If you do need the wild cards, then using a FULLTEXT
index and MATCH...AGAINST...
will run a lot faster.
With the leading %
, I think, the REGEXP suggested Obsidian Age will be faster because it would do only one scan of city
.
If business_id
is not the PRIMARY KEY
, add these:
INDEX(business_id, date)
INDEX(business_id, city)
Upvotes: 0
Reputation: 15961
I have a feeling your OR is wrong, so this is what I think will be the better query.
SELECT
b.business_name,
b.address,
b.city,
b.state,
b.phone_number,
li.lastInspection AS `date`
FROM (SELECT business_id, MAX(i.date) as lastInspection
FROM inspection_table
GROUP BY business_id) AS li
INNER JOIN business_table b
ON li.business_id = b.business_id
WHERE b.city LIKE '%Boston%'
OR b.city LIKE '%Dallas%'
OR b.city LIKE '%Seattle%'
OR b.city LIKE '%New York%'
OR b.city LIKE '%Portland%'
OR b.city LIKE '%San Antonio%'
OR b.city LIKE '%Los Angeles%'
OR b.city LIKE '%Miami%'
ORDER BY li.lastInspection DESC
;
If you have a huge number of cities or businesses, this might be slow; but I'd wager an index on inspection_table (business_id, date)

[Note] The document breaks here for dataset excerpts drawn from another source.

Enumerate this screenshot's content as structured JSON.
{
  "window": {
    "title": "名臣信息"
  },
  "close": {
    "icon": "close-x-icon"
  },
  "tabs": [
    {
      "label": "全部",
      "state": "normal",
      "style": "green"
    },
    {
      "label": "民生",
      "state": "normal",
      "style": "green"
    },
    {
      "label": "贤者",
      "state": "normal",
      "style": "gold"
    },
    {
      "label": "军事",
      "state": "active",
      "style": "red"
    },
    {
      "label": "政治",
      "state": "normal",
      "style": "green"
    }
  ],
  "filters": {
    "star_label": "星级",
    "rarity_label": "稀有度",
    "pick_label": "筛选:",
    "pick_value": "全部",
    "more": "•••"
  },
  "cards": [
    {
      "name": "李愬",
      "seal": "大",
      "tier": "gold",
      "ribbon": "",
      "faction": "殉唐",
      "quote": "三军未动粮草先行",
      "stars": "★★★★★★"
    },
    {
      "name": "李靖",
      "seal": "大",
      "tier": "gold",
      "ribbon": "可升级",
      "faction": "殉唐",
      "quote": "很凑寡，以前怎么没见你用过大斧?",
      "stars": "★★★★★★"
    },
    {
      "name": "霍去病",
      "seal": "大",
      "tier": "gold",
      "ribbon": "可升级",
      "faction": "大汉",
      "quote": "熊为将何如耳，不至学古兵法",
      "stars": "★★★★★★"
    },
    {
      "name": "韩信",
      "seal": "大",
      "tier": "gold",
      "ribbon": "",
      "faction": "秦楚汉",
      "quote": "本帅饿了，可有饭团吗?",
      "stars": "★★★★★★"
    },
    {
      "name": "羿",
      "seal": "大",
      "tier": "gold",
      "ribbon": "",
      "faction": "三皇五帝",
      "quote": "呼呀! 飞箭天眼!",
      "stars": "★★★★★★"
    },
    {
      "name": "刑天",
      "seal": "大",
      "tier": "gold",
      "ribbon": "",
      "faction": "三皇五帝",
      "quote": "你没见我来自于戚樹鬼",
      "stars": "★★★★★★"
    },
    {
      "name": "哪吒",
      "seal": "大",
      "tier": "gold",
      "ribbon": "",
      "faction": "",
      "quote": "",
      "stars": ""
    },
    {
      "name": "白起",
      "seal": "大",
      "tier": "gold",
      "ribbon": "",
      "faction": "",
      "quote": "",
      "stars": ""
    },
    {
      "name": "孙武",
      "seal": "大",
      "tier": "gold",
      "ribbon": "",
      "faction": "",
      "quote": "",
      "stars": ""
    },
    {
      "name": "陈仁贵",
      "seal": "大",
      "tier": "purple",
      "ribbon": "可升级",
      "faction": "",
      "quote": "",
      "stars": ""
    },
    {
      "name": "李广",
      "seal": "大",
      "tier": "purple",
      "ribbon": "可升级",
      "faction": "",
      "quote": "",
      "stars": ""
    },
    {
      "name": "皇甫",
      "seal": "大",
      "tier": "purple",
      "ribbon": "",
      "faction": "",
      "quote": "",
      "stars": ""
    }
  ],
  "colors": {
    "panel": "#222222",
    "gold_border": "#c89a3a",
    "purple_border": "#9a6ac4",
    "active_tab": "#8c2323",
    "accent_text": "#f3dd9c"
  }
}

would speed it up quite a bit.
Ideally, this will get your last inspections, find their business and then filter the businesses; if it doesn't you could force it by putting all but the WHERE conditions in a subquery, and have an outer query do the final filtering.
Upvotes: 0
Reputation: 562871
A conventional index doesn't help LIKE '%pattern'
queries at all. The index is not used, and your query must do a complete table-scan of the table.
You need to use Full-Text Search Functions if you want it to search efficiently using MySQL.
You might like my presentation Full Text Search Throwdown, in which I compare different methods of text searching for MySQL.